The Fair Work Amendment 2022 (Secure Jobs, Better Pay) was approved on December 6, with a range of changes to be implemented between now and June 2023. Included are changes to fixed term contracts, pay secrecy clauses, gender pay equity, discrimination and harassment protections and access to flexible work arrangements.
The amendment introduces multi-employer bargaining in three distinct streams:
- Cooperative Workplaces Bargaining Stream – aims to help smaller businesses reach agreements with their employees by bringing like employers together. At least some of the employees must be represented by a registered employee organisation (e.g., a union), and agreements must be approved by a majority vote of employees at each employer. There is no scope for protected industrial action – conciliation and arbitration occur through the Fair Work Commission.

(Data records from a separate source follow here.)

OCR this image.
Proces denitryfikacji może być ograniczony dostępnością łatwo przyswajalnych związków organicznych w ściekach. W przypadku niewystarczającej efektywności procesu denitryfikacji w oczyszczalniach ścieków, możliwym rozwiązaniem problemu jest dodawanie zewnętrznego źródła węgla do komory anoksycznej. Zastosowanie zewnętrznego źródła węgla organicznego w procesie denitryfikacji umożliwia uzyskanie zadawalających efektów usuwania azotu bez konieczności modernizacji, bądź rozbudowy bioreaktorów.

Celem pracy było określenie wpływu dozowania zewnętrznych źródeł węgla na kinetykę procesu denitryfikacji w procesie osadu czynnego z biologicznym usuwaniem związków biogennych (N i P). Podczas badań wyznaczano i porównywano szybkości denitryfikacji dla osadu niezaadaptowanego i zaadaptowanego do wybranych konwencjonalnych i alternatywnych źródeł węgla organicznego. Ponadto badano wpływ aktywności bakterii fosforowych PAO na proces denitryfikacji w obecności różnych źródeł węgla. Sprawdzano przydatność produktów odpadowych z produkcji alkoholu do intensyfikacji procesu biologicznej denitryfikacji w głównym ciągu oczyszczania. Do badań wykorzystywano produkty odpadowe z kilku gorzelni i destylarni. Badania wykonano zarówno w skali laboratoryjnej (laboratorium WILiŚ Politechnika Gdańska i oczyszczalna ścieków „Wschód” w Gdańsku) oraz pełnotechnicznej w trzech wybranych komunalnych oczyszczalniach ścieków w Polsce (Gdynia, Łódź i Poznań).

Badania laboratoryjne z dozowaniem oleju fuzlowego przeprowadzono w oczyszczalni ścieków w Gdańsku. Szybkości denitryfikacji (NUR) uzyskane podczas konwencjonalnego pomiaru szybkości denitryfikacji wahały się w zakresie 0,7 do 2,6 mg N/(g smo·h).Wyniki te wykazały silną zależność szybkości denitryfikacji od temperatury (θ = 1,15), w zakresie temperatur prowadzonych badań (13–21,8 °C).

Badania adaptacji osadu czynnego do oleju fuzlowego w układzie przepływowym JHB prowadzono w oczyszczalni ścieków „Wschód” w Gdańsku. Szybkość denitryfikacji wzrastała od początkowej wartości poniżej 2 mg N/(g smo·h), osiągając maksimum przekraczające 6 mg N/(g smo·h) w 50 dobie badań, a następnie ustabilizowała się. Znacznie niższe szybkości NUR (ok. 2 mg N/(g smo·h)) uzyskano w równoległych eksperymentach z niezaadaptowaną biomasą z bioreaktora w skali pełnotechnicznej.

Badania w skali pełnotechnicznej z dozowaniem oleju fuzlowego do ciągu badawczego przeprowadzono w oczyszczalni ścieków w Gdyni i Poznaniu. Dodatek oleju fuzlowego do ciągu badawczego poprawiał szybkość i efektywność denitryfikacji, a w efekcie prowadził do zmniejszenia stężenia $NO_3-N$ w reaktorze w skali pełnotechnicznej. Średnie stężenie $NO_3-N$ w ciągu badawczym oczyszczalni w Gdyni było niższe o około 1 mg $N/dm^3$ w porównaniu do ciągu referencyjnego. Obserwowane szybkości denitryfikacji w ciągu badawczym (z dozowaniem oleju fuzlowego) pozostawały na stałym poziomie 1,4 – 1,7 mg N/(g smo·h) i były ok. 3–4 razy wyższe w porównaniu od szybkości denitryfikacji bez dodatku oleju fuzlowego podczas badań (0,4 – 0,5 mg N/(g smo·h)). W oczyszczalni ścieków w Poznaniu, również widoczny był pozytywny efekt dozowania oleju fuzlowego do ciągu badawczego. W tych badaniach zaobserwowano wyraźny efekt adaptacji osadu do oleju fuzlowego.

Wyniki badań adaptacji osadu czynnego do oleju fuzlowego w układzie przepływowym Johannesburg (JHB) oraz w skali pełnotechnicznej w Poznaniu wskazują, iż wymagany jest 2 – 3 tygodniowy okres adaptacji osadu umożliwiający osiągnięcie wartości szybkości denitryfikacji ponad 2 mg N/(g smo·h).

- Supported Bargaining Stream – formerly the ‘low paid bargaining stream’, this amendment will make it much easier for a sector to bargain together. The Fair Work Commission will be required to authorise bargaining if satisfied that the relevant employers and employees share prevailing pay and conditions, have clearly identifiable common interests, and the number of bargaining representatives is manageable. In addition, the Minister can declare a particular industry, occupation, or sector eligible for this stream. At least some of the employees must be represented by a registered employee organisation, and protected industrial action IS allowed (i.e., strike action).
- Single Interest Bargaining Stream – Franchisees and employers with certain common interests can bargain together for a single interest enterprise agreement. Several previous restrictions have been removed to allow employers with ‘reasonably comparable’ interests to bargain together. Protected industrial action is available with some additional restrictions, and small businesses (less than 20 employees) cannot be forced into this bargaining stream.
Outlook for Employers: The amendments passed through parliament with several changes, particularly the protection of small businesses. However, the Business Council of Australia has expressed concern that the changes will not lead to the desired wage growth. Instead, they will add even greater complexity to the industrial relations environment, and potentially push business competitors into joint bargaining arrangements and anti-competitive wage practices.